My photographs are not very good and I didn’t take very many of them, but on Saturday evening I went for the second time to the home of Paul Dixon and Jude Stuecker to an evening if Improv, improvisations. Their home in West Asheville is surrounded by a jungle of plant life and is adorned with all kinds of colorful metal figures made by Paul. On the back of their house Paul has built a covered stage facing into the back yard with an above the ground swimming pool to one side. Fifty or sixty people, neighbors and performers bring folding chairs placed to face the stage. Off to the side their two children, Lucy and Sylvia, served Korean Hot Dogs with ten or so Korean condiments made by Paul and offered drinks for a $10 donation. A neighborhood band warms up the evening and performs between acts.

Improv is a performance by a troupe of amateur actors who are given a word or an object or a subject which they then have to create a little skit about while sitting on stage. While the troupe has rehearsed together so that they know how to respond to each other, they make the play up on the spot with the intention of spontaneously coming up with a clever and funny and wildly innovative short skit. There were four troupes who put on fifteen minute long skits with Paul Dixon acting as MC, his own improv with ads by made up sponsors and introductions to the troupes and constant request for donations.

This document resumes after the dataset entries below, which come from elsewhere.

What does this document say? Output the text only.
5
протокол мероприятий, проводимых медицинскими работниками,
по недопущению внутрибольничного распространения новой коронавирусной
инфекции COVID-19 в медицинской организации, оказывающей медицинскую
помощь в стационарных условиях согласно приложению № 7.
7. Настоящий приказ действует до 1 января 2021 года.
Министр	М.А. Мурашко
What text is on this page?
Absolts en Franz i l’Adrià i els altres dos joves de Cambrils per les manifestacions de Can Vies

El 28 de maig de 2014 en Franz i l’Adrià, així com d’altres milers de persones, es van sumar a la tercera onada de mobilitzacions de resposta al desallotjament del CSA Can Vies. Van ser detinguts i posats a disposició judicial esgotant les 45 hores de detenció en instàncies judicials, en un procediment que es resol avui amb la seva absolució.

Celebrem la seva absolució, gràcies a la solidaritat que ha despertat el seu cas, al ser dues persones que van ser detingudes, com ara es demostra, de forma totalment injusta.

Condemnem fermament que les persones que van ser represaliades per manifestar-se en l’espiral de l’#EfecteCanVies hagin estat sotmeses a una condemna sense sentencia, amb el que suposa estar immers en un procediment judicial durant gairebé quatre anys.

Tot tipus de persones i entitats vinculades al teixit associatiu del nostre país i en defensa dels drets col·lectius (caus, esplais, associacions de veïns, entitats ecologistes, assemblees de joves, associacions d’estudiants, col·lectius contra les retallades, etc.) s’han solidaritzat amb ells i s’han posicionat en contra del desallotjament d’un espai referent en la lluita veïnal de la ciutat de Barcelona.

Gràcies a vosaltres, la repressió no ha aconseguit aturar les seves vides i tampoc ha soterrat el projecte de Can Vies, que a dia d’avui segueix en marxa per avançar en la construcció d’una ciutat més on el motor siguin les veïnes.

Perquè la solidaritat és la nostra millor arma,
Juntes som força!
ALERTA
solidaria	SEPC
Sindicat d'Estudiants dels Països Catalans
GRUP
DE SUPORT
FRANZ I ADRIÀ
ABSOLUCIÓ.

There is apparently an Improv community in Asheville and Black Mountain who support each other and offer classes to newcomers and hold sessions like this in various places. One skit was about two airplane pilots flying across the country on auto pilot while carousing around in the cockpit but even as I write this I can’t describe the goofiness of the skit. Another was about creating an escape room in which all kinds of wild things, all pantomimed, were happening. But describing the evening, which was great fun, is pointless. You have to be there to realize why they were having such a good time.